Bande-dessinée : orgasmes et fantômes

La bande dessinée Les petites distances écrite par Véro Cazot et illustrée par Camille Benyamina est publiée chez Casterman en 2018. Cette lecture était ma première entrée dans le monde de la bande dessinée pour adulte. Le scénario m’a surprise, car il inclut différents épisodes où la sexualité est explicite. J’ai été naïvement emportée par les subtilités des relations entre les personnages.

Par Léonie Faucher, rédactrice en chef

Je me souviens de cette bande dessinée que ma mère m’a donnée après sa lecture. Elle m’a regardée dans les yeux en me disant : « Toi qui est en littérature, je veux que tu lises ça et que tu me dises ce que tu as compris. Moi, je n’ai rien compris.  »

Je l’ai lu. Une fois, deux fois… J’avais l’impression qu’une signification profonde que je ne saisissais pas était cachée.
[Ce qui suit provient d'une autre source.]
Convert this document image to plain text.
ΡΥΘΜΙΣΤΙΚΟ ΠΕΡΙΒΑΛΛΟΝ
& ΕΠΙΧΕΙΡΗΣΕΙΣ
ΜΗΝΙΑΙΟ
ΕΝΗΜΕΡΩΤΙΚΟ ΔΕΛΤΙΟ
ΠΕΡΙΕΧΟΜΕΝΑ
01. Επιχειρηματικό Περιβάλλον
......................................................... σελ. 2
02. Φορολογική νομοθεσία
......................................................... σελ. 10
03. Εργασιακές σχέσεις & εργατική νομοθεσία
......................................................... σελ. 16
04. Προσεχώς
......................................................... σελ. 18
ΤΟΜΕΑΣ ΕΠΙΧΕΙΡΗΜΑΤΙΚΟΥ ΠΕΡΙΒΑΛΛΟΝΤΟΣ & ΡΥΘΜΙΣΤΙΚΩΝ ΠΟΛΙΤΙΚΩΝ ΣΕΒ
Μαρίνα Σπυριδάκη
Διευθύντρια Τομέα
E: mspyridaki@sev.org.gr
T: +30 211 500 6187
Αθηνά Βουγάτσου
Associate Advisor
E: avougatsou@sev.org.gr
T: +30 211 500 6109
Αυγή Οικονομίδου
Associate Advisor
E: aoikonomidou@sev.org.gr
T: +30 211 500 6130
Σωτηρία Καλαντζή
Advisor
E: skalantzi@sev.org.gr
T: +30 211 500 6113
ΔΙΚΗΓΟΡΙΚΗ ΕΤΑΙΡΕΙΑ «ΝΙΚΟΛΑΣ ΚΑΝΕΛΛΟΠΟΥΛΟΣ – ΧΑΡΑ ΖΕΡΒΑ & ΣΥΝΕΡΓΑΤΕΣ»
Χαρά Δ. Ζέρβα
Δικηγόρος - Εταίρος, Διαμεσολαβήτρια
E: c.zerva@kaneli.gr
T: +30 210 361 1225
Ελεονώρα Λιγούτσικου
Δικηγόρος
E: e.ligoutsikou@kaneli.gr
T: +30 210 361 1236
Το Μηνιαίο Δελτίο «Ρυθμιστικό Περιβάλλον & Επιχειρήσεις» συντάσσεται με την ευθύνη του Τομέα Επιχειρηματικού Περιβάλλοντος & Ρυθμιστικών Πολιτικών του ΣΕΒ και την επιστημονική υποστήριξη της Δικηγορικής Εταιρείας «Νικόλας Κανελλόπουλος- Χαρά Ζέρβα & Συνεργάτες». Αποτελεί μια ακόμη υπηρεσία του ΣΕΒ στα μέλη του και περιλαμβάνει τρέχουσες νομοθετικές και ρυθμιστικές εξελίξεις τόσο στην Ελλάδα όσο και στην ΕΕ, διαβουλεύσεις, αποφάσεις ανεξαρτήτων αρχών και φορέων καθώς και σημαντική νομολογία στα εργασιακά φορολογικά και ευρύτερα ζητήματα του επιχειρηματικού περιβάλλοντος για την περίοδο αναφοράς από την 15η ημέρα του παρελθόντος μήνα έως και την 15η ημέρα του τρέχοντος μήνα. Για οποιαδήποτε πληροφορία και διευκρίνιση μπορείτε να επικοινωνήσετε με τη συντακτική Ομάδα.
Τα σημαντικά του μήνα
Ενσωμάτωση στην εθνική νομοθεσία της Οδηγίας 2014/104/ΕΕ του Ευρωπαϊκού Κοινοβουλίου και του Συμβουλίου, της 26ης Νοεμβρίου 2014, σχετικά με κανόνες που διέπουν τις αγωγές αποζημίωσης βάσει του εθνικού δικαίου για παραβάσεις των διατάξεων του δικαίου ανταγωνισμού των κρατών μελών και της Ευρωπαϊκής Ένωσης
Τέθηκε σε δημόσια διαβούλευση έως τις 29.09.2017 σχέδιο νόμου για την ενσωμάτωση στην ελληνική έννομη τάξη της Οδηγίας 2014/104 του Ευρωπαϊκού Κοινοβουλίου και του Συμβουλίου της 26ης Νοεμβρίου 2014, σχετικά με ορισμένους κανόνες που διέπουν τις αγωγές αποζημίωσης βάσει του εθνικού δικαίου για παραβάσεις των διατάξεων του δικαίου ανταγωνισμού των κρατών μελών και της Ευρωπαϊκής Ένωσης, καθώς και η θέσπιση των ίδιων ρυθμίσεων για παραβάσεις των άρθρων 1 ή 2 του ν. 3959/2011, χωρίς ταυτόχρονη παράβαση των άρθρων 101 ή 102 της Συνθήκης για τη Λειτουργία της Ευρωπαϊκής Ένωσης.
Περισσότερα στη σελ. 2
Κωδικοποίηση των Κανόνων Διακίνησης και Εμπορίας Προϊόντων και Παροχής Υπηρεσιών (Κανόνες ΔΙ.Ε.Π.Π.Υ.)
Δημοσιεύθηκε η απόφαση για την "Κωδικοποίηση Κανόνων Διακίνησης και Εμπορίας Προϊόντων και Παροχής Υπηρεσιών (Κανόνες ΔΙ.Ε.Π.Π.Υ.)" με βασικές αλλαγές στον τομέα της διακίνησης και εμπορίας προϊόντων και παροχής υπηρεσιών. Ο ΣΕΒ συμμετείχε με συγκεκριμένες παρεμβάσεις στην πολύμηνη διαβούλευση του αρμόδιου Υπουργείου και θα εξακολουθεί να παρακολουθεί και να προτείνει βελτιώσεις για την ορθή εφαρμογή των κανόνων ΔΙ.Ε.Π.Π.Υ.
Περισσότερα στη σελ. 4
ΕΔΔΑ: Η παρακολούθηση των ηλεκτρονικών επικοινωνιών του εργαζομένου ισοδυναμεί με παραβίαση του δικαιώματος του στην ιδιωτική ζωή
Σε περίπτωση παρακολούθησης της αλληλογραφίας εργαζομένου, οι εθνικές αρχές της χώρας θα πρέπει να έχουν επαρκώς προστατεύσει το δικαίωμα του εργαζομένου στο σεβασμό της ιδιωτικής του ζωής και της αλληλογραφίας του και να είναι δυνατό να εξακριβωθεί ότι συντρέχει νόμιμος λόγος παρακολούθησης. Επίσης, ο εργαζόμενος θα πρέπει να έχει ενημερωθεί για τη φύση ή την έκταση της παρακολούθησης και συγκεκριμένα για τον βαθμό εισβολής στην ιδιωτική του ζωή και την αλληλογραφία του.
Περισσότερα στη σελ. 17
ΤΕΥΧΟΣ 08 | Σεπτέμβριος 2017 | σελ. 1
Un fantôme nommé Max observe sa voisine Léo à son insu. Alors, je me heurtais à une question : si Max est vraiment un fantôme, comment arrive-t-il à donner un orgasme à Léo? Après quatre lectures, j’ai compris toute la subtilité du texte. Et non, aucune histoire de fantômes n’y figure!

En résumé, Max est un homme tellement insignifiant qu’il finit par devenir invisible, tandis que Léo est une femme timide vivant entre ses rêves et ses cauchemars. Max s’installe chez Léo et observe sa vie à son insu. Une touche de romantisme s’ajoute à l’histoire lorsque Léo commence à remarquer Max qui devient visible pour elle.

Les illustrations renforcent le message

L’histoire très touchante et les dessins chaleureux plongent les lecteurs.trices dans l’atmosphère intimiste de ce récit qui surprend par sa franchise. Les dessins et le texte font osciller l’histoire entre la réalité et l’imaginaire. C’est sûrement ce qui m’a fait voir un fantôme, là où un homme rempli de solitude est invisible pour son entourage.
Le texte se rapproche d’une fable sociale et intime par sa proximité avec la poésie et sa morale. Avec douceur et mélancolie, la fin ouvre une réflexion sur la sensation de devenir invisible dans nos environnements bruyants et éphémères.

C’est une représentation qui met en lumière le sentiment d’effacement que certains.es ont pu ressentir à des moments de leur vie. Le mythe éternel de l’homme ou la femme invisible qui se sent à sa place nul part.

« – Bon, une dernière partie. – Ça fait des heures que tu dis ça. Crois-en mon expérience, l’abus de solitaire est très mauvais pour les humains. » – Les petites distances, Véro Cazot

Cunnilingus, sexe homosexuel et doggystyle

« – Un cunnilingus, c’est… tiens, comme un sandwich au pastrami ! Quand il est bien fait, c’est juste la meilleure chose au monde. -Je crois que je préférerais quand même le pastrami. » Les petites distances, 2018

Véritable festival d’images à la Kamasutra, la bande dessinée pénètre (sans mauvais jeu de mots) dans l’intimité des personnages. Des nombreuses fréquentations (coup d’un soir) de Léo à l’espionnage de Max qui regarde les voisins.nes. de son immeuble, les représentations de positions sexuelles et des différentes pratiques (les trios, les relations homosexuelles, les relations d’un soir et celles remplies d’amour, etc.) sont illustrées avec ouverture d’esprit et inclusion.

Les sujets comme l’amour, la solitude, la sexualité, la difficulté à communiquer et l’enfance sont abordés avec sensibilité tant dans l’image que dans le texte.

« Je suis complètement invisible. C’est de pire en pire, mais c’est comme ça depuis ma naissance. Quand ma mère m’a mis au monde, elle ne savait même pas qu’elle m’attendait. Il y a des jours où je me sens complètement inconsistant. » Max, dans Les petites distances, Véro Cazot.

« Tu as vu l’homme idéal dans les parages, toi ? Non ? Eh bien moi, j’en ai marre d’attendre. Vlad n’est pas parfait, mais je crois que je serais perdue sans lui. Tant pis pour le prince charmant, il n’avait qu’à se pointer avant. » Léo, dans Les petites distances, Véro Cazot.